Anos antes de conhecer Gabriel e Helena, Elaine se envolvera com um homem misterioso, um empresário ligado a negócios obscuros. Ele a seduziu com promessas de aventura e companherismo , mas por trás do charme havia um perigo que ela só percebeu tarde demais. Numa noite em que tentava romper com ele, um confronto aconteceu – e ele terminou morto. Oficialmente, foi registrado como um acidente, mas Elaine sabia a verdade. Seu nome nunca fora ligado ao crime, mas o peso daquele momento a acompanhava desde então, moldando quem ela era.
Quando conheceu Gabriel, sentiu um arrepio familiar. Ele tinha o mesmo olhar calculista e magnético, o mesmo ar de mistério. Mas ao contrário do passado, agora ela estava no controle. Ou pelo menos, era o que pensava. Gabriel parecia enxergá-la por inteiro, como se soubesse de algo que ela jamais revelou. E Helena, com sua intensidade emocional e entrega absoluta, despertava nela sentimentos que Elaine tentava enterrar. Estar com eles era uma experiência avassaladora, e pela primeira vez, ela temia perder o controle que tanto prezava.
— Você me seguiu… me usou — sussurrou Elaine, a voz carregada de incredulidade e raiva.
Helena não desviou o olhar.
— Eu te procurei, sim. Mas não te usei.
Elaine riu, mas não havia humor ali, apenas amargura.
— E espera que eu acredite nisso? Você sabia quem eu era! Sabia o que aconteceu! E ainda assim…
Ela se calou. Porque a resposta estava ali, crua e inegável. Ainda assim, Helena ficou.
Gabriel observava tudo como se estivesse assistindo a um espetáculo particularmente interessante. Com um meio sorriso, tomou mais um gole de uísque.
— E eu achando que essa noite ia ser monótona — murmurou ele.
Elaine se virou para ele, os olhos brilhando de fúria.
— Você sabia disso também, não sabia?
Gabriel não confirmou, mas também não negou. Apenas girou o copo na mão, deixando o gelo tilintar contra o vidro.
Helena suspirou.
— Eu sabia quem você era, Elaine. Mas o que eu não sabia… era que eu acabaria te protegendo.
Elaine a encarou, o coração ainda disparado.

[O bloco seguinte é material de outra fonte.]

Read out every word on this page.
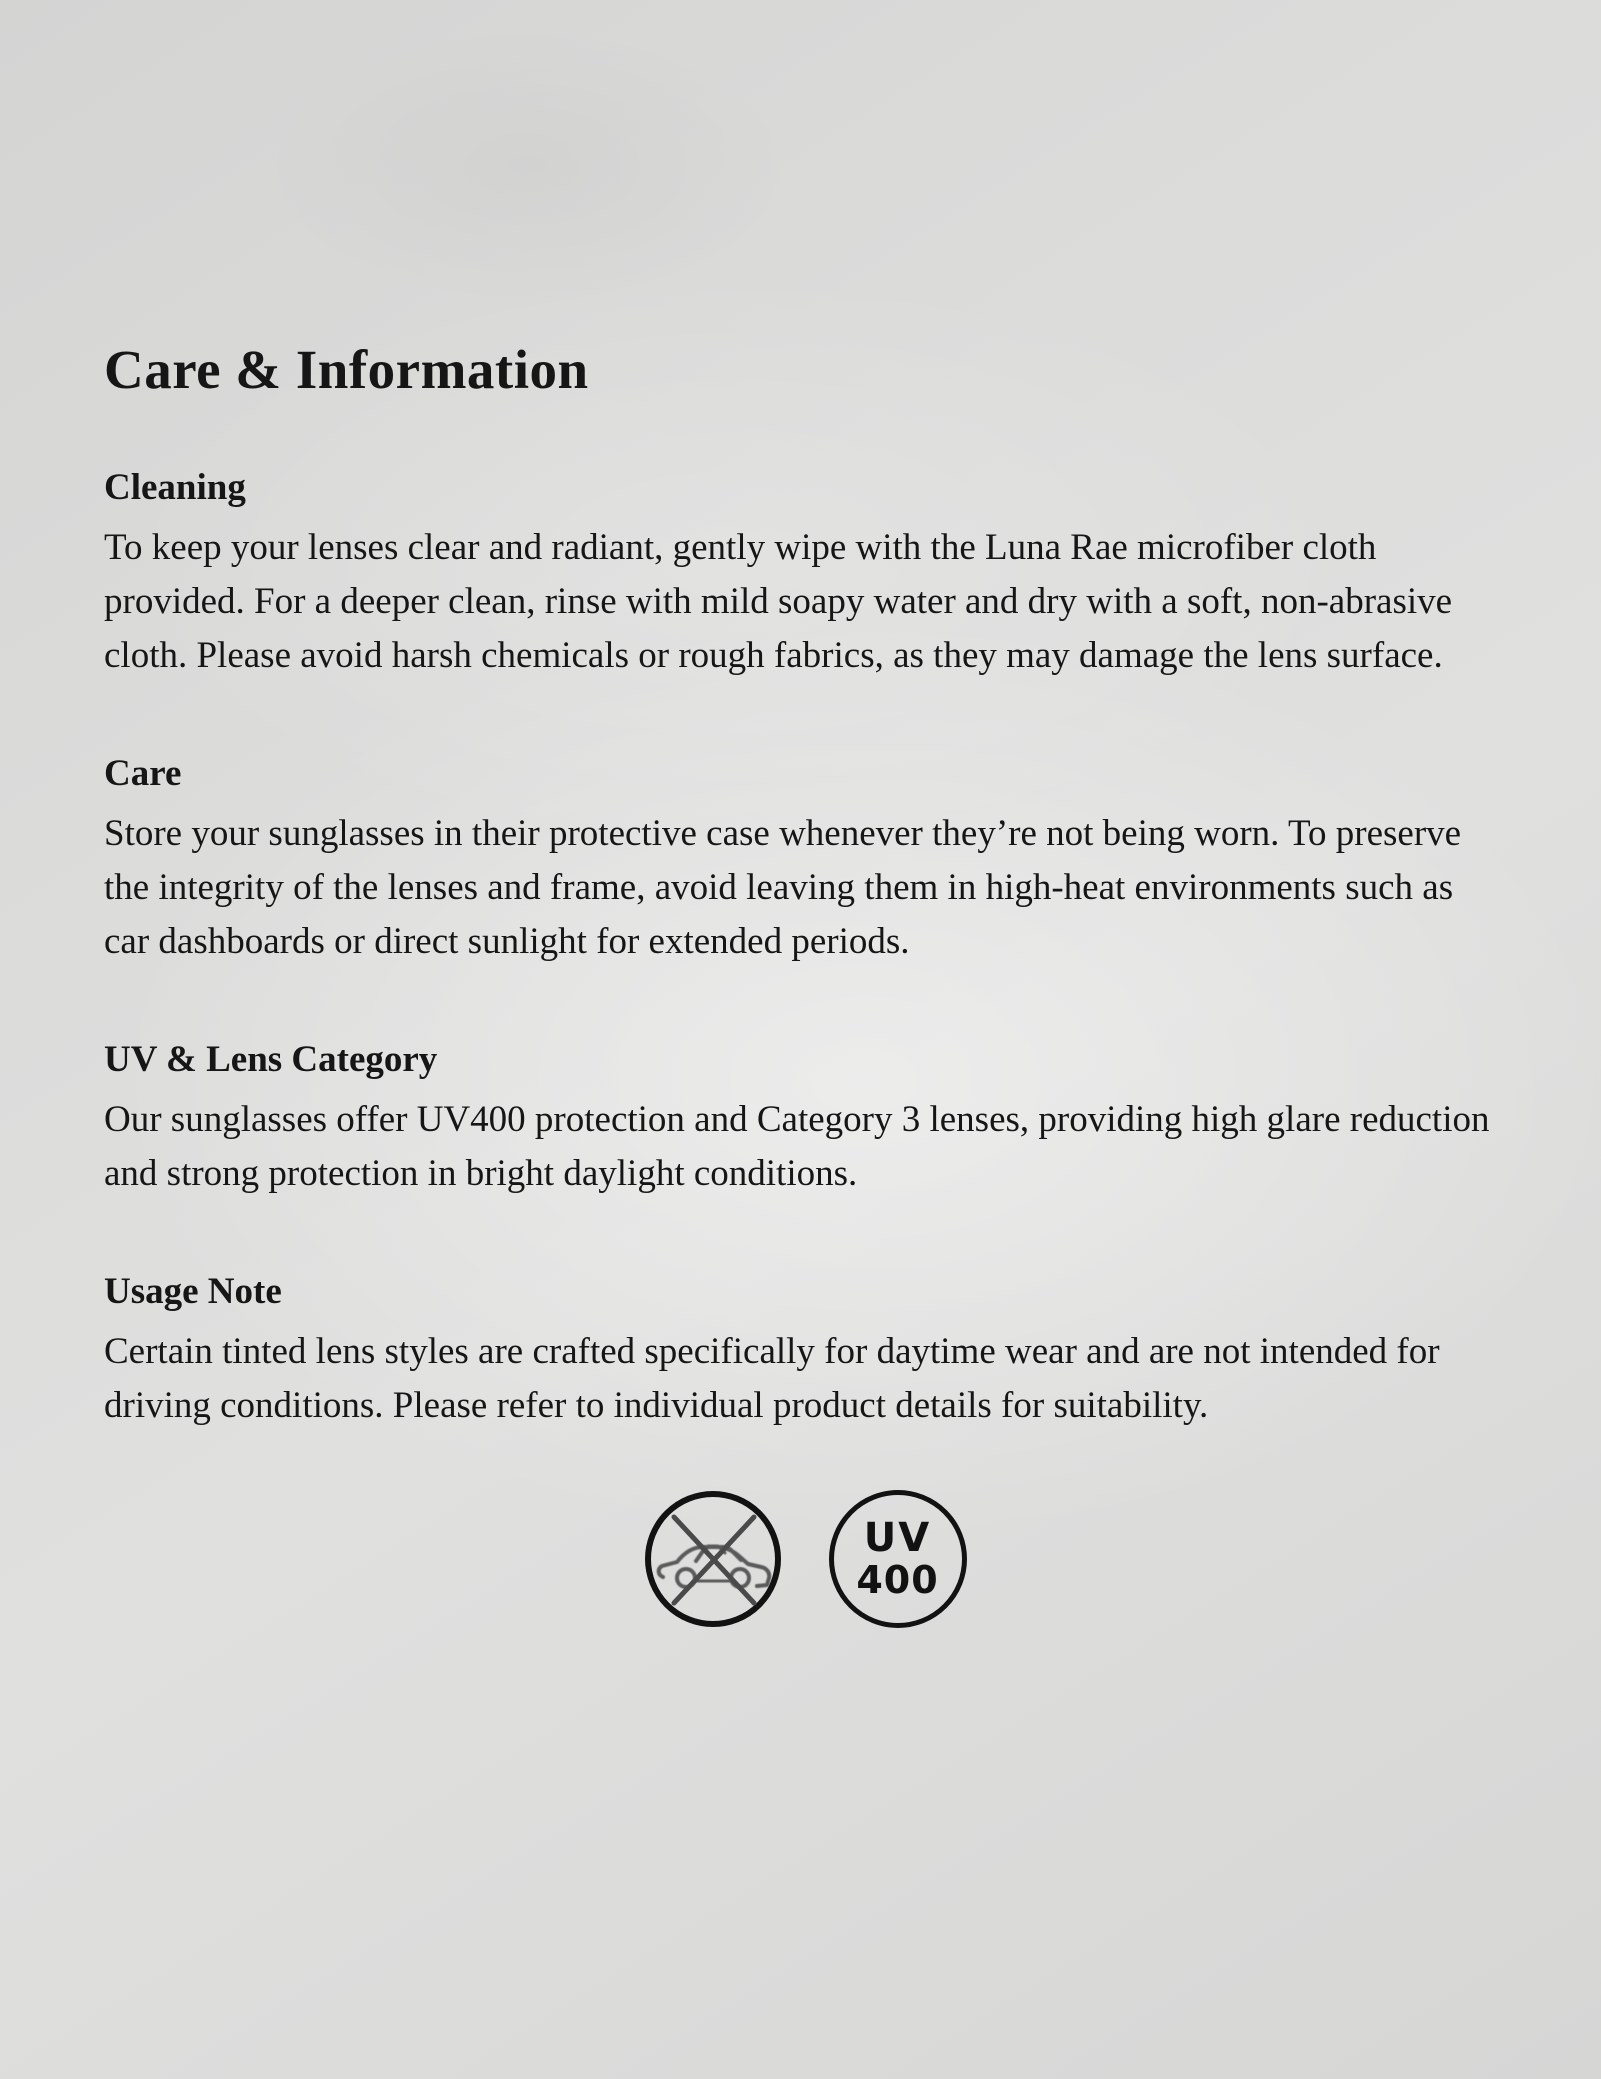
Care & Information
Cleaning

To keep your lenses clear and radiant, gently wipe with the Luna Rae microfiber cloth provided. For a deeper clean, rinse with mild soapy water and dry with a soft, non-abrasive cloth. Please avoid harsh chemicals or rough fabrics, as they may damage the lens surface.

Care

Store your sunglasses in their protective case whenever they’re not being worn. To preserve the integrity of the lenses and frame, avoid leaving them in high-heat environments such as car dashboards or direct sunlight for extended periods.

UV & Lens Category

Our sunglasses offer UV400 protection and Category 3 lenses, providing high glare reduction and strong protection in bright daylight conditions.

Usage Note

Certain tinted lens styles are crafted specifically for daytime wear and are not intended for driving conditions. Please refer to individual product details for suitability.

UV
400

— Me protegendo de quem? De você mesma?
Helena fechou os olhos por um breve instante, como se tentasse encontrar paciência.

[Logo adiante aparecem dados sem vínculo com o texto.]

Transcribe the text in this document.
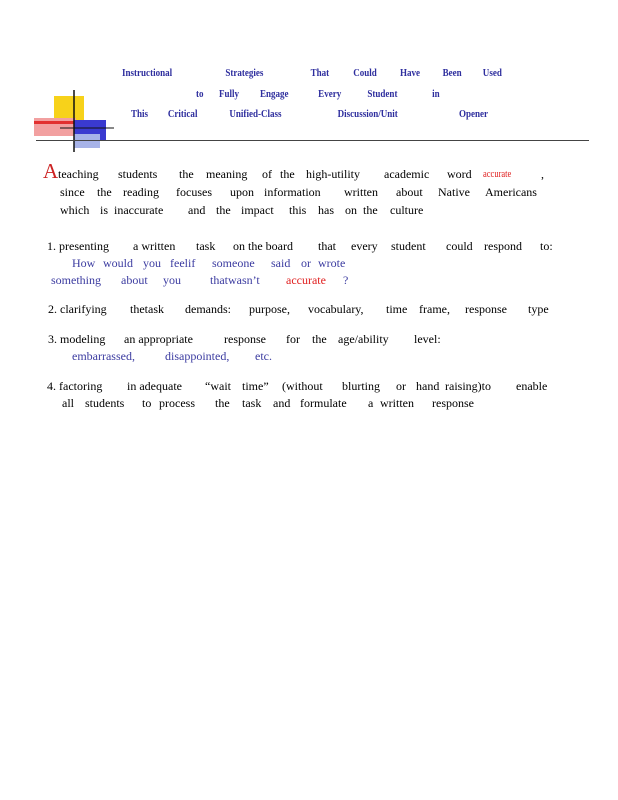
Instructional	Strategies	That Could Have Been Used
to Fully Engage	Every Student	in
This Critical	Unified-Class	Discussion/Unit	Opener
A teaching students the meaning of the high-utility academic word accurate ,
since the reading focuses upon information written about Native Americans
which is inaccurate and the impact this has on the culture
1. presenting a written task on the board that every student could respond to:
How would you feelif someone said or wrote
something about you thatwasn’t accurate ?
2. clarifying thetask demands: purpose, vocabulary, time frame, response type
3. modeling an appropriate	response for the age/ability level:
embarrassed,	disappointed, etc.
4. factoring in adequate “wait time” (without blurting or hand raising)to enable
all students to process the task and formulate a written response
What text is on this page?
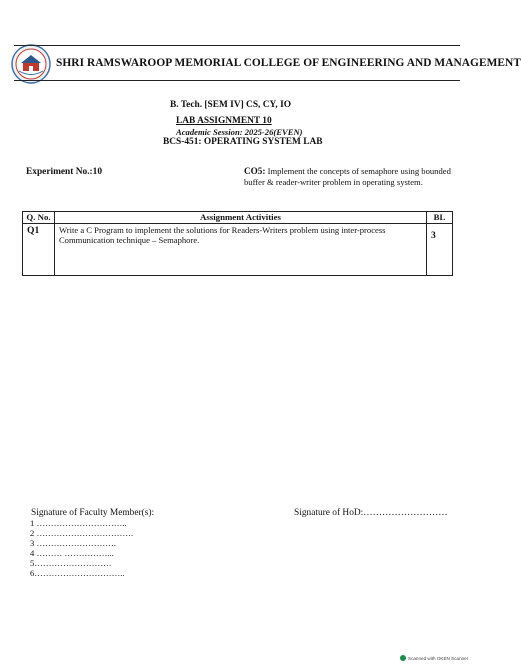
SHRI RAMSWAROOP MEMORIAL COLLEGE OF ENGINEERING AND MANAGEMENT
B. Tech. [SEM IV] CS, CY, IO
LAB ASSIGNMENT 10
Academic Session: 2025-26(EVEN)
BCS-451: OPERATING SYSTEM LAB
Experiment No.:10	CO5: Implement the concepts of semaphore using bounded buffer & reader-writer problem in operating system.
Q. No.	Assignment Activities	BL
Q1	Write a C Program to implement the solutions for Readers-Writers problem using inter-process Communication technique – Semaphore.	3
Signature of Faculty Member(s):	Signature of HoD:………………………
1 …………………………..
2 …………………………….
3 ……………………….
4 ……… ……………...
5………………………
6…………………………..
Scanned with OKEN Scanner
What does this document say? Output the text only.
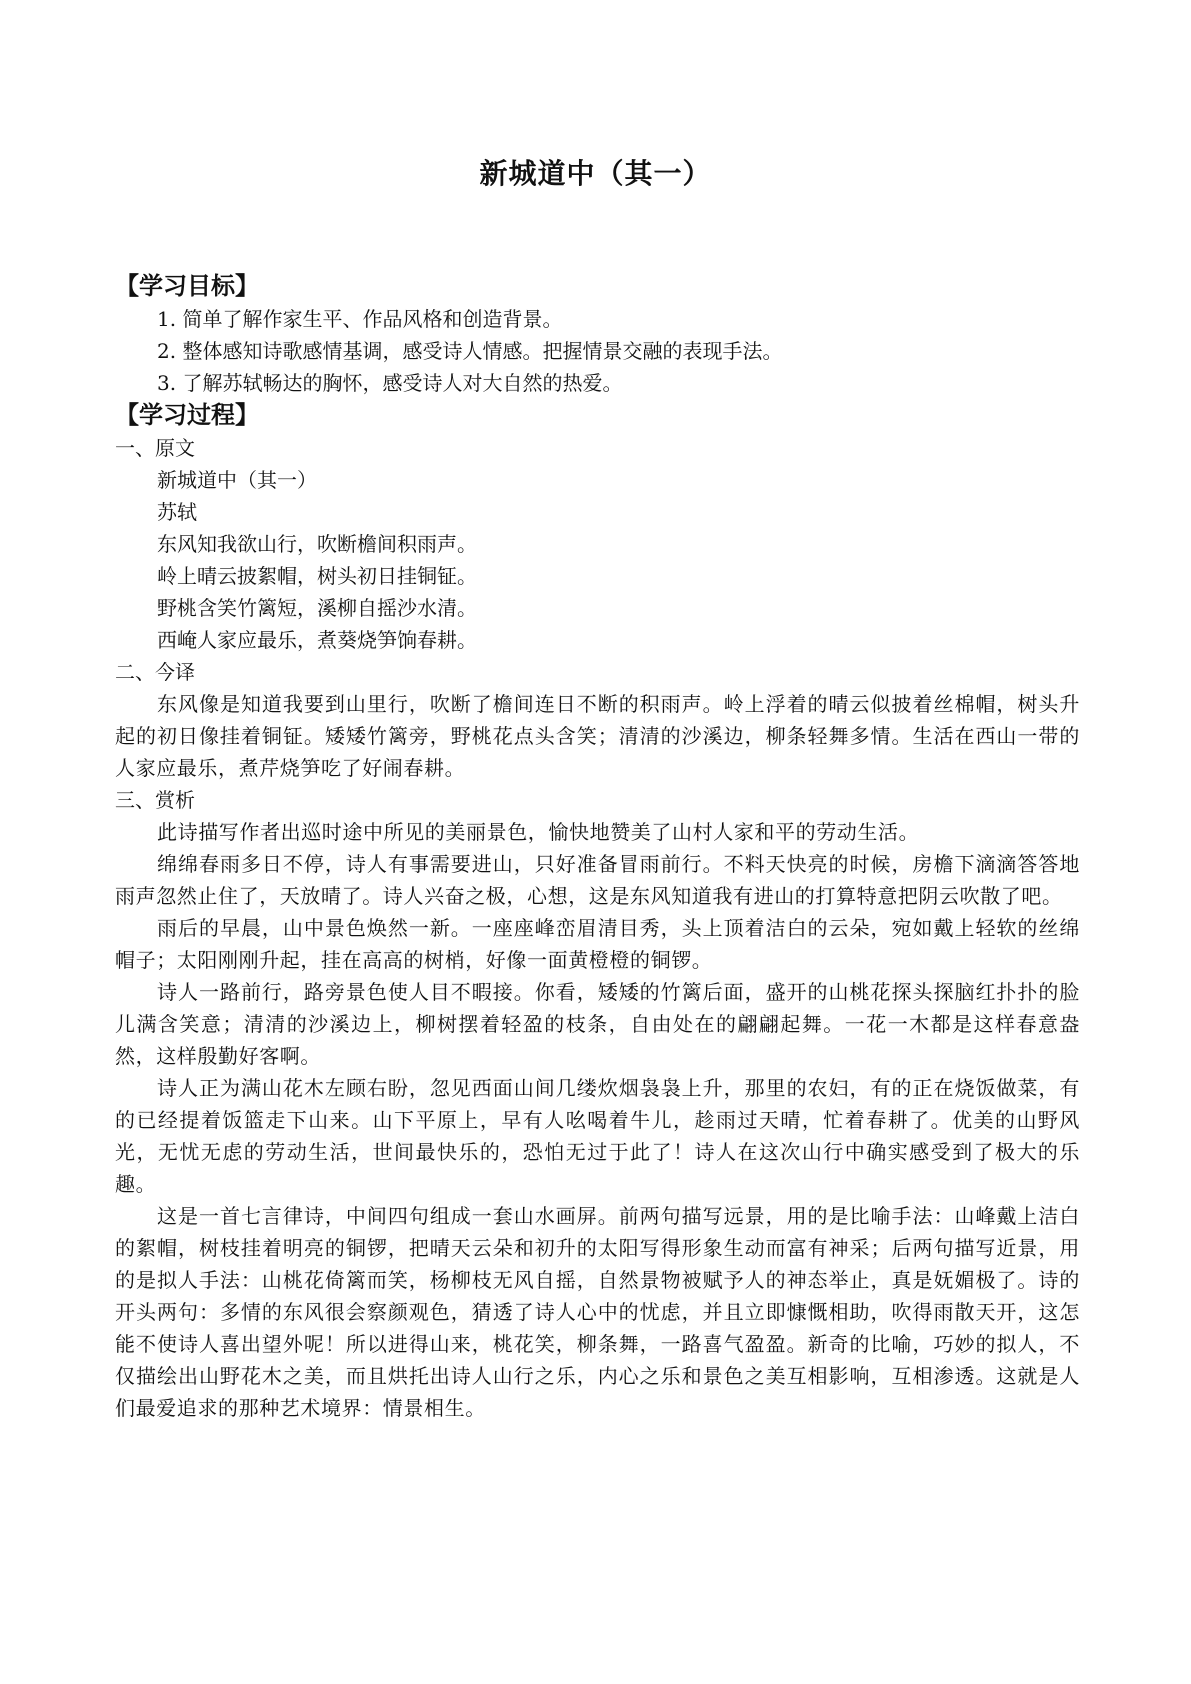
新城道中（其一）
【学习目标】
1. 简单了解作家生平、作品风格和创造背景。
2. 整体感知诗歌感情基调，感受诗人情感。把握情景交融的表现手法。
3. 了解苏轼畅达的胸怀，感受诗人对大自然的热爱。
【学习过程】
一、原文
新城道中（其一）
苏轼
东风知我欲山行，吹断檐间积雨声。
岭上晴云披絮帽，树头初日挂铜钲。
野桃含笑竹篱短，溪柳自摇沙水清。
西崦人家应最乐，煮葵烧笋饷春耕。
二、今译

东风像是知道我要到山里行，吹断了檐间连日不断的积雨声。岭上浮着的晴云似披着丝棉帽，树头升起的初日像挂着铜钲。矮矮竹篱旁，野桃花点头含笑；清清的沙溪边，柳条轻舞多情。生活在西山一带的人家应最乐，煮芹烧笋吃了好闹春耕。

三、赏析

此诗描写作者出巡时途中所见的美丽景色，愉快地赞美了山村人家和平的劳动生活。

绵绵春雨多日不停，诗人有事需要进山，只好准备冒雨前行。不料天快亮的时候，房檐下滴滴答答地雨声忽然止住了，天放晴了。诗人兴奋之极，心想，这是东风知道我有进山的打算特意把阴云吹散了吧。

雨后的早晨，山中景色焕然一新。一座座峰峦眉清目秀，头上顶着洁白的云朵，宛如戴上轻软的丝绵帽子；太阳刚刚升起，挂在高高的树梢，好像一面黄橙橙的铜锣。

诗人一路前行，路旁景色使人目不暇接。你看，矮矮的竹篱后面，盛开的山桃花探头探脑红扑扑的脸儿满含笑意；清清的沙溪边上，柳树摆着轻盈的枝条，自由处在的翩翩起舞。一花一木都是这样春意盎然，这样殷勤好客啊。

诗人正为满山花木左顾右盼，忽见西面山间几缕炊烟袅袅上升，那里的农妇，有的正在烧饭做菜，有的已经提着饭篮走下山来。山下平原上，早有人吆喝着牛儿，趁雨过天晴，忙着春耕了。优美的山野风光，无忧无虑的劳动生活，世间最快乐的，恐怕无过于此了！诗人在这次山行中确实感受到了极大的乐趣。

这是一首七言律诗，中间四句组成一套山水画屏。前两句描写远景，用的是比喻手法：山峰戴上洁白的絮帽，树枝挂着明亮的铜锣，把晴天云朵和初升的太阳写得形象生动而富有神采；后两句描写近景，用的是拟人手法：山桃花倚篱而笑，杨柳枝无风自摇，自然景物被赋予人的神态举止，真是妩媚极了。诗的开头两句：多情的东风很会察颜观色，猜透了诗人心中的忧虑，并且立即慷慨相助，吹得雨散天开，这怎能不使诗人喜出望外呢！所以进得山来，桃花笑，柳条舞，一路喜气盈盈。新奇的比喻，巧妙的拟人，不仅描绘出山野花木之美，而且烘托出诗人山行之乐，内心之乐和景色之美互相影响，互相渗透。这就是人们最爱追求的那种艺术境界：情景相生。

— De Victor — respondeu, firme. — E de tudo o que ele quer fazer com você.
As palavras pairaram entre elas, carregadas de significado.
Gabriel riu baixinho.
— Acho que agora é a parte em que vocês decidem se vão se matar ou se beijar.
Helena estreitou os olhos para ele.
— Cale a boca, Gabriel.
Ele ergueu as mãos em um gesto inocente.
Elaine passou as mãos pelos cabelos, tentando organizar os pensamentos.
— Eu deveria ir embora — murmurou, mais para si mesma.
— Você pode ir. Mas Victor vai te encontrar. Ele já está mais perto do que imagina — disse Helena, séria.
O medo se infiltrou no peito de Elaine. Ela sabia que Helena estava dizendo a verdade. E, apesar da raiva, da traição, do caos que agora dominava sua mente, havia uma certeza que não conseguia negar.
Ela precisava de Helena e Gabriel para sobreviver.
Engolindo em seco, ela olhou para ambos.
— Então me digam o que vamos fazer.
Gabriel sorriu de lado.
— Agora sim, as coisas ficaram interessantes.
— Como você soube sobre mim? — Perguntou Elaine para Helena em uma tentativa de entender como aquela mulher misteriosa descobriu o seu passado.
Helena segurou o copo de uísque na mão, girando o líquido âmbar sem pressa. Seus olhos, sempre tão afiados e calculistas, estavam sombrios, como se revirassem memórias enterradas há muito tempo.